I knew a man who woke up in the morgue. (and lived to egret it) This was in the 1950's, when medical science was less sophisticated. The man was a crane operator, hit by a cable whiplash. The majority of his bones were broken. It took many years and surgeries to reconstruct him, and he was never free of pain. But he didn't bring back any stories from Beyond.
That makes me skeptical. The standard post mortem begins with a Y incision: diagonal cuts from each shoulder to the tip of the sternum, then a straight line down to the pubis, or a modified Y, which starts under the ears. And it hast to be a deep incision, so that you can retract the skin flaps and underlying fat for access to the body cavity.

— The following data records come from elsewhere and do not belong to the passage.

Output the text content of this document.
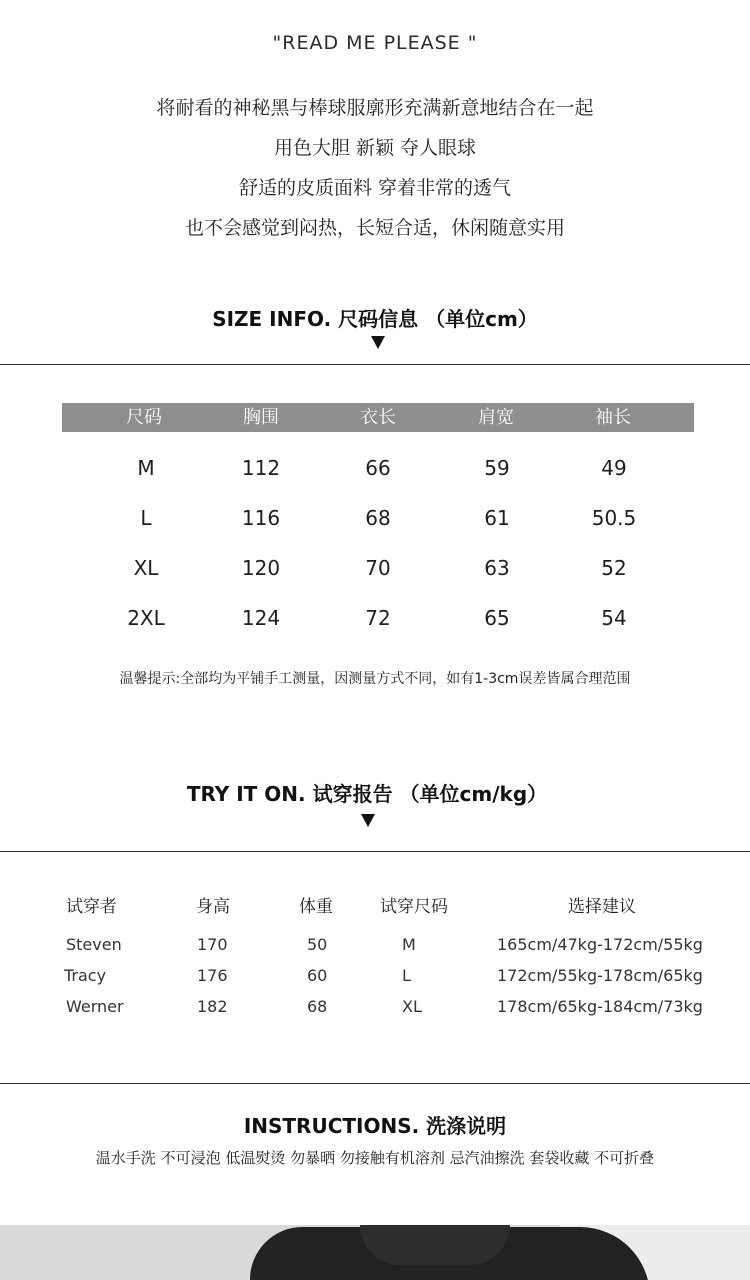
"READ ME PLEASE "
将耐看的神秘黑与棒球服廓形充满新意地结合在一起
用色大胆 新颖 夺人眼球
舒适的皮质面料 穿着非常的透气
也不会感觉到闷热，长短合适，休闲随意实用
SIZE INFO. 尺码信息 （单位cm）
尺码	胸围	衣长	肩宽	袖长
M	112	66	59	49
L	116	68	61	50.5
XL	120	70	63	52
2XL	124	72	65	54
温馨提示:全部均为平铺手工测量，因测量方式不同，如有1-3cm误差皆属合理范围
TRY IT ON. 试穿报告 （单位cm/kg）
试穿者	身高	体重	试穿尺码	选择建议
Steven	170	50	M	165cm/47kg-172cm/55kg
Tracy	176	60	L	172cm/55kg-178cm/65kg
Werner	182	68	XL	178cm/65kg-184cm/73kg
INSTRUCTIONS. 洗涤说明
温水手洗 不可浸泡 低温熨烫 勿暴晒 勿接触有机溶剂 忌汽油擦洗 套袋收藏 不可折叠
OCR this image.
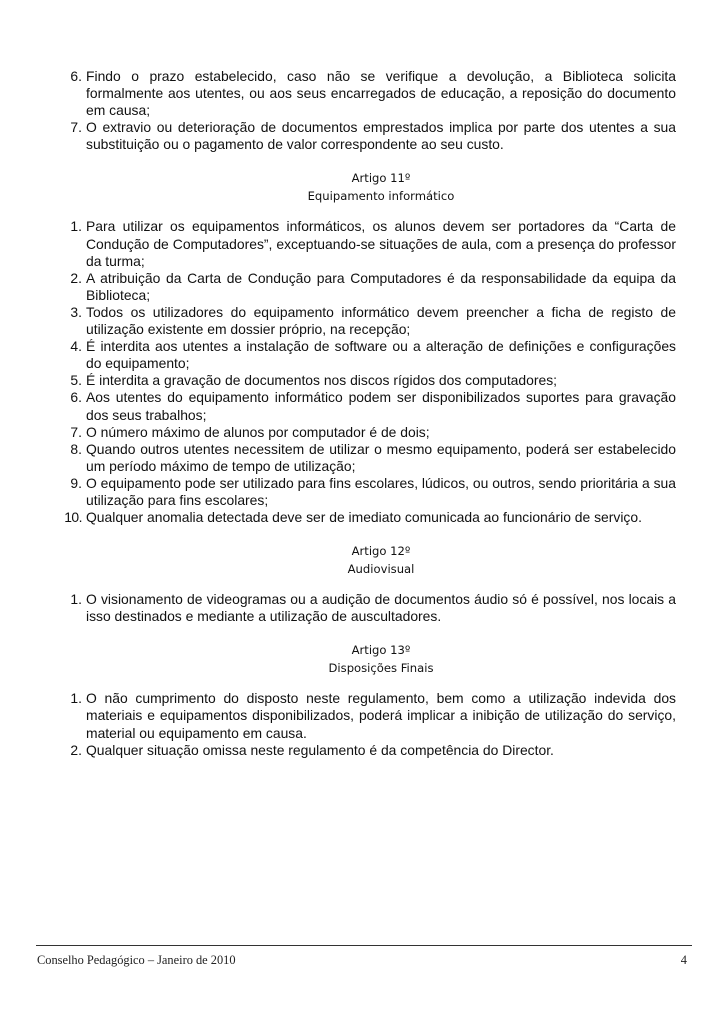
6. Findo o prazo estabelecido, caso não se verifique a devolução, a Biblioteca solicita formalmente aos utentes, ou aos seus encarregados de educação, a reposição do documento em causa;
7. O extravio ou deterioração de documentos emprestados implica por parte dos utentes a sua substituição ou o pagamento de valor correspondente ao seu custo.
Artigo 11º
Equipamento informático
1. Para utilizar os equipamentos informáticos, os alunos devem ser portadores da “Carta de Condução de Computadores”, exceptuando-se situações de aula, com a presença do professor da turma;
2. A atribuição da Carta de Condução para Computadores é da responsabilidade da equipa da Biblioteca;
3. Todos os utilizadores do equipamento informático devem preencher a ficha de registo de utilização existente em dossier próprio, na recepção;
4. É interdita aos utentes a instalação de software ou a alteração de definições e configurações do equipamento;
5. É interdita a gravação de documentos nos discos rígidos dos computadores;
6. Aos utentes do equipamento informático podem ser disponibilizados suportes para gravação dos seus trabalhos;
7. O número máximo de alunos por computador é de dois;
8. Quando outros utentes necessitem de utilizar o mesmo equipamento, poderá ser estabelecido um período máximo de tempo de utilização;
9. O equipamento pode ser utilizado para fins escolares, lúdicos, ou outros, sendo prioritária a sua utilização para fins escolares;
10. Qualquer anomalia detectada deve ser de imediato comunicada ao funcionário de serviço.
Artigo 12º
Audiovisual
1. O visionamento de videogramas ou a audição de documentos áudio só é possível, nos locais a isso destinados e mediante a utilização de auscultadores.
Artigo 13º
Disposições Finais
1. O não cumprimento do disposto neste regulamento, bem como a utilização indevida dos materiais e equipamentos disponibilizados, poderá implicar a inibição de utilização do serviço, material ou equipamento em causa.
2. Qualquer situação omissa neste regulamento é da competência do Director.
Conselho Pedagógico – Janeiro de 2010	4
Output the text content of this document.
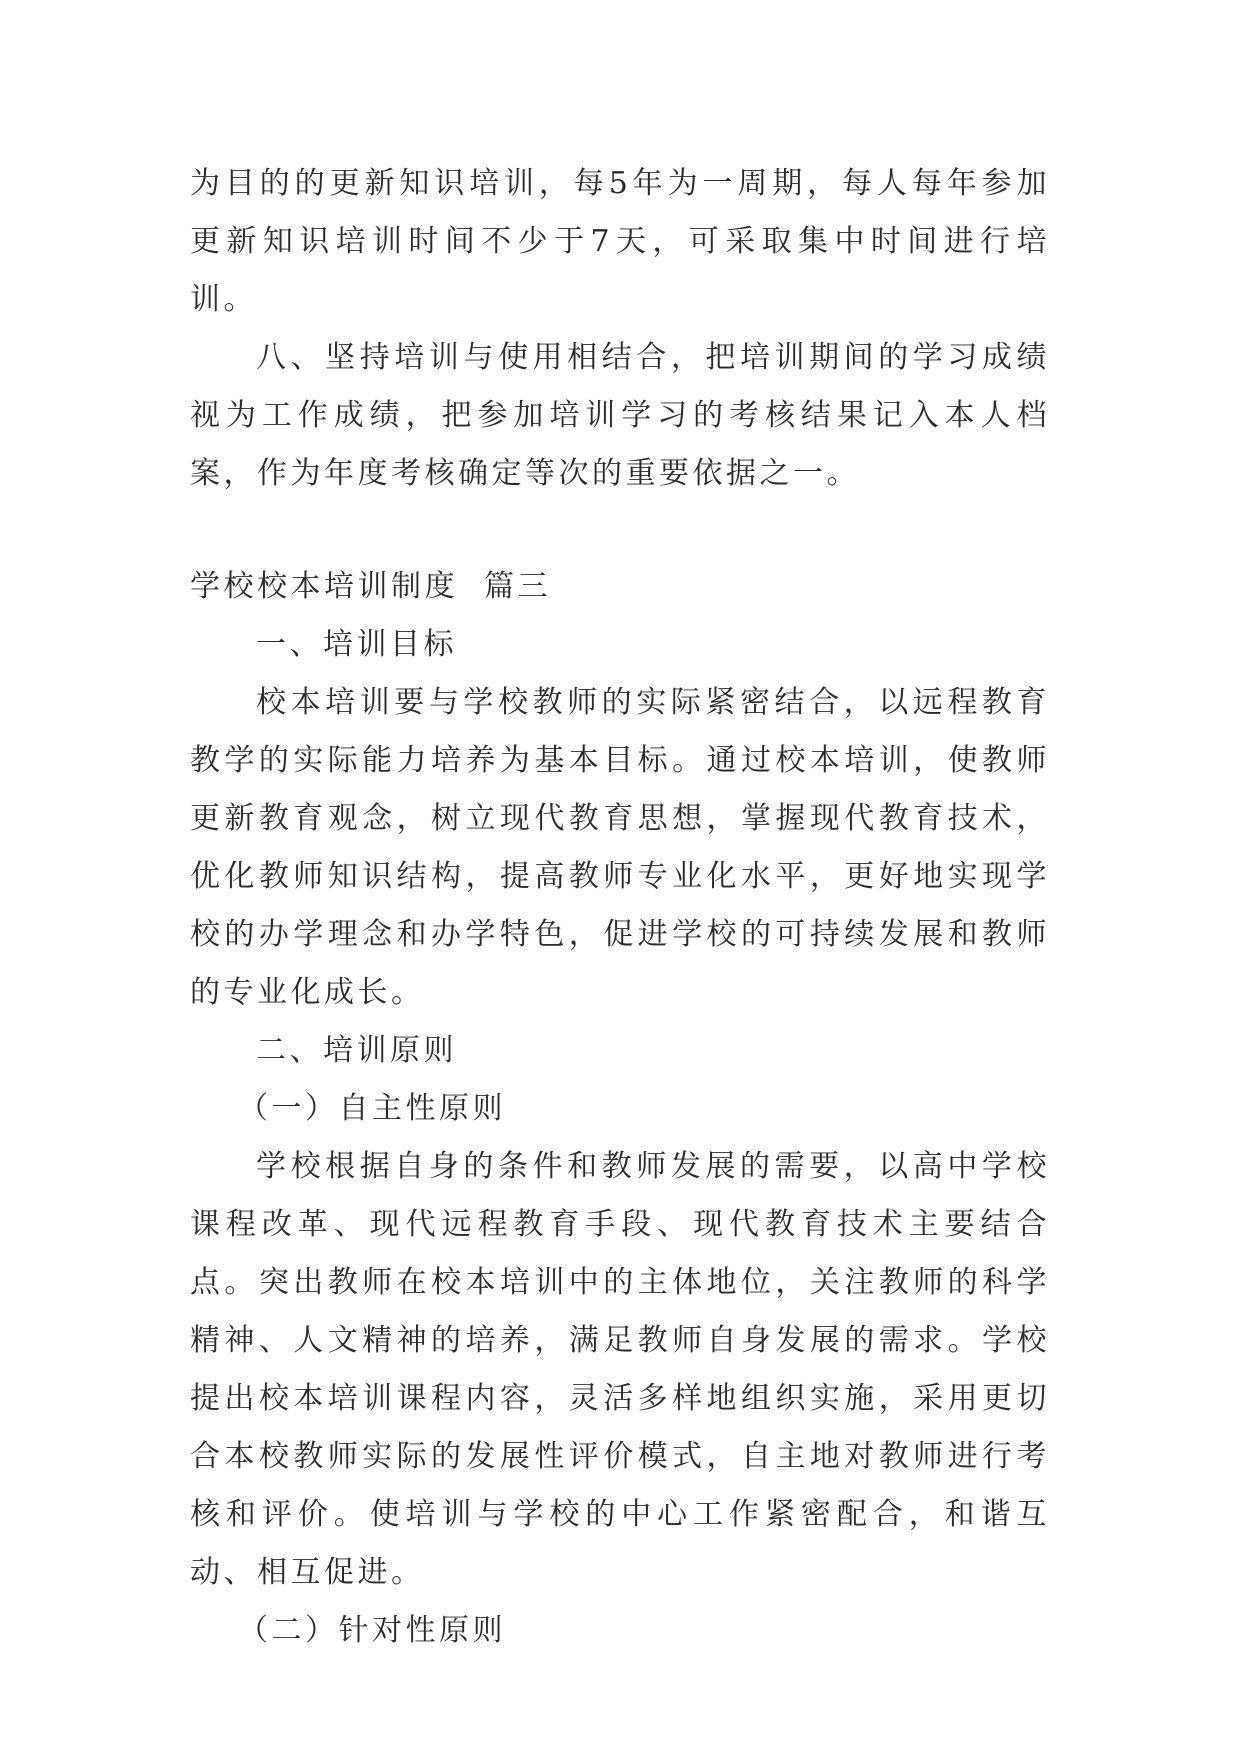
为目的的更新知识培训，每5年为一周期，每人每年参加更新知识培训时间不少于7天，可采取集中时间进行培训。

八、坚持培训与使用相结合，把培训期间的学习成绩视为工作成绩，把参加培训学习的考核结果记入本人档案，作为年度考核确定等次的重要依据之一。

学校校本培训制度  篇三

一、培训目标

校本培训要与学校教师的实际紧密结合，以远程教育教学的实际能力培养为基本目标。通过校本培训，使教师更新教育观念，树立现代教育思想，掌握现代教育技术，优化教师知识结构，提高教师专业化水平，更好地实现学校的办学理念和办学特色，促进学校的可持续发展和教师的专业化成长。

二、培训原则

（一）自主性原则

学校根据自身的条件和教师发展的需要，以高中学校课程改革、现代远程教育手段、现代教育技术主要结合点。突出教师在校本培训中的主体地位，关注教师的科学精神、人文精神的培养，满足教师自身发展的需求。学校提出校本培训课程内容，灵活多样地组织实施，采用更切合本校教师实际的发展性评价模式，自主地对教师进行考核和评价。使培训与学校的中心工作紧密配合，和谐互动、相互促进。

（二）针对性原则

I've never known a pathologist start with the abdomen; bowels are the least valuable organ in determining cause of death. The only reason I can think for why one might is if it's a limited post, following unsuccessful abdominal surgery or a gun shot wound. Sometimes the next of kin refuse consent for a full autopsy, but we still need documentation of what happened, to learn from a mistake in technique or treatment and to preserve evidence for legal proceedings.
Sure, they didn't have the same equipment then to determine whether 'life is extinct'. The morgue is kept very cold, and that slows down all biological processes. But it doesn't explain the autopsy incision. Perhaps he actually started showing some signs of life, and they were using peritoneal irrigation to warm him up. They would also have to examine the effects of whatever first aid measures had been applied immediately after the accident.
In any case, such a narrow escape, whether you experienced a conversation with St. Peter or not, often prompts people of wavering conviction to renew their faith and show gratitude.